In San Bartolo Coyotepec we meet Valente Nieto, the son of Doña Rosa, who became famous throughout Mexico for her perfectly round black pots, made entirely without a wheel. Valente continues the tradition, sharing few secrets. In Teotitlan, the Gonzalez family invite us into their home and demonstrate how they use the cochineal bug to make bright red dye for tapestry work. Señora Gonzalez is probably 80, and despite the many lines etched into her face, there is youthfulness in her eyes.

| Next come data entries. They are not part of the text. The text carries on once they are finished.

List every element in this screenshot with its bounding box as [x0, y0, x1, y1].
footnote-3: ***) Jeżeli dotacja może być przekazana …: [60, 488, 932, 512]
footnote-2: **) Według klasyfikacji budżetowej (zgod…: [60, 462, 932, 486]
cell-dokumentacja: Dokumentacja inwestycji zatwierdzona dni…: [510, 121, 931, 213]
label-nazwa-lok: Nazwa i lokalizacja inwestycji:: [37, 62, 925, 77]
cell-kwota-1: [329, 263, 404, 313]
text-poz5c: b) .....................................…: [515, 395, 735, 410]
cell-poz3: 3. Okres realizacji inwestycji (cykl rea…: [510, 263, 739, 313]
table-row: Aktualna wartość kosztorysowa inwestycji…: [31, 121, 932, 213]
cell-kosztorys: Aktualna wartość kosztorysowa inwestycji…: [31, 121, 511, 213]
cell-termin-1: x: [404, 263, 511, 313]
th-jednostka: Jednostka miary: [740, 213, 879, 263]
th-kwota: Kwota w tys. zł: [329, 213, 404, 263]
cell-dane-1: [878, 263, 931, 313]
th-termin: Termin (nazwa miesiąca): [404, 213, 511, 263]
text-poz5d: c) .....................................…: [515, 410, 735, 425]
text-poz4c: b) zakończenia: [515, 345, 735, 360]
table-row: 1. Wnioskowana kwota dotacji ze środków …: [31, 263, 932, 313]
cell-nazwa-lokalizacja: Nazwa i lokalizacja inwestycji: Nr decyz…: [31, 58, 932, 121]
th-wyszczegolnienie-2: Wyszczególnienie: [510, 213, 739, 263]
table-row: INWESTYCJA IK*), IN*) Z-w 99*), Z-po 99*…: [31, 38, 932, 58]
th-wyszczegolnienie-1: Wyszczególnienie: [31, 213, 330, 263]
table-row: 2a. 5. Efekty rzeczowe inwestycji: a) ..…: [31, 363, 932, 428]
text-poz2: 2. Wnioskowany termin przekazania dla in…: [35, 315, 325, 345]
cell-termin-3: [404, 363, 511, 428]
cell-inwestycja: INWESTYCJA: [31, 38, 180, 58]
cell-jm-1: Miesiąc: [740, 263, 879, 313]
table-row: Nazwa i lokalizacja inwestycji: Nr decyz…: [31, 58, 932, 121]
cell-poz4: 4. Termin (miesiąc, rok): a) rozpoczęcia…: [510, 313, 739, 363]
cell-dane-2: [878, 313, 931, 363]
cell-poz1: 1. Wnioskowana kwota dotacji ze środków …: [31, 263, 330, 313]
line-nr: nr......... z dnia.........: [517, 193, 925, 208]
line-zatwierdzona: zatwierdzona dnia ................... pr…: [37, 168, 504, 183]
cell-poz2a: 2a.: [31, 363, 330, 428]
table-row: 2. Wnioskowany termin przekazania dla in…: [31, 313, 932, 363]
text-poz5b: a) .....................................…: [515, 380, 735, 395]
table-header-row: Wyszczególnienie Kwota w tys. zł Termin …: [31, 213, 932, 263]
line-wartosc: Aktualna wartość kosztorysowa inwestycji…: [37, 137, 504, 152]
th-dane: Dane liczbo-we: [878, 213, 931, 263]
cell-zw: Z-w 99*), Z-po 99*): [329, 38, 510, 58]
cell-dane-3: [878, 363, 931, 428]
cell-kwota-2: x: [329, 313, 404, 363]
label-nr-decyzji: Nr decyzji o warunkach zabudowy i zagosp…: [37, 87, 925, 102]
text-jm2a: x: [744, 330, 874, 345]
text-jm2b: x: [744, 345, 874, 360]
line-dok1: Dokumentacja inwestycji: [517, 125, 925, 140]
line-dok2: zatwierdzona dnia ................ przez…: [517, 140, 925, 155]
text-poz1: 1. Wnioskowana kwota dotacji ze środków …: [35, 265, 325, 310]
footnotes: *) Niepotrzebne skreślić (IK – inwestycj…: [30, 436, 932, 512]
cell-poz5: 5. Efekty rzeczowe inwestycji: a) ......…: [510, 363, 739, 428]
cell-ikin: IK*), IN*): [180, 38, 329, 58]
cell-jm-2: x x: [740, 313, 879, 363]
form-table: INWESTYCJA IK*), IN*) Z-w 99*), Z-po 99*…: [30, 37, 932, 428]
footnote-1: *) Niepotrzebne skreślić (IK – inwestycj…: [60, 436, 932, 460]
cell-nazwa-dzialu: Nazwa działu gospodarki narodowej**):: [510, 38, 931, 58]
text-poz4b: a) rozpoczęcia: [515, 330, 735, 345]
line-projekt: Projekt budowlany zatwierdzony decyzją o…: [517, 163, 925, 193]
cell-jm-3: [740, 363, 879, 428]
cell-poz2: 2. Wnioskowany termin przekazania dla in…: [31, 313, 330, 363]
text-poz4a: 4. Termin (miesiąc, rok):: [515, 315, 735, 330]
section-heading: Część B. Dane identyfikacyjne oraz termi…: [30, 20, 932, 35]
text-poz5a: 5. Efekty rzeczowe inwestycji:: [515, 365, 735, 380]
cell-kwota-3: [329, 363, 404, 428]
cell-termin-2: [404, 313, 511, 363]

Each of these families passes down not only heritage, but their passion for fine detail. I find this everywhere in Oaxaca: from the starched white aprons of the waiters, to the embroidered blankets in which babies are wrapped, to the three yellow flowers placed fresh every day in my room.

José says he’s saving the best for last, and on our penultimate day he takes me to Monte Alban. Built high on a flattened mountaintop more than 2,500 years ago, this was the first city in North America. I can only describe it as like a lost city of the gods. As I walk among the temples, shrines and altars, the afternoon sunlight turns everything to shimmering gold. I find some narrow steps overlooking what might have been an observatory. I sit here for hours. The energy of the place is tangible, and I feel completely revived. Fearing I’ve gone missing, José comes to find me.

Having been enveloped by the colour and the culture of the people, I find it incredibly difficult to leave Mexico. It makes perfect sense, now, why my father carried these places with him and transported himself back here whenever he could. He did it without exaggeration.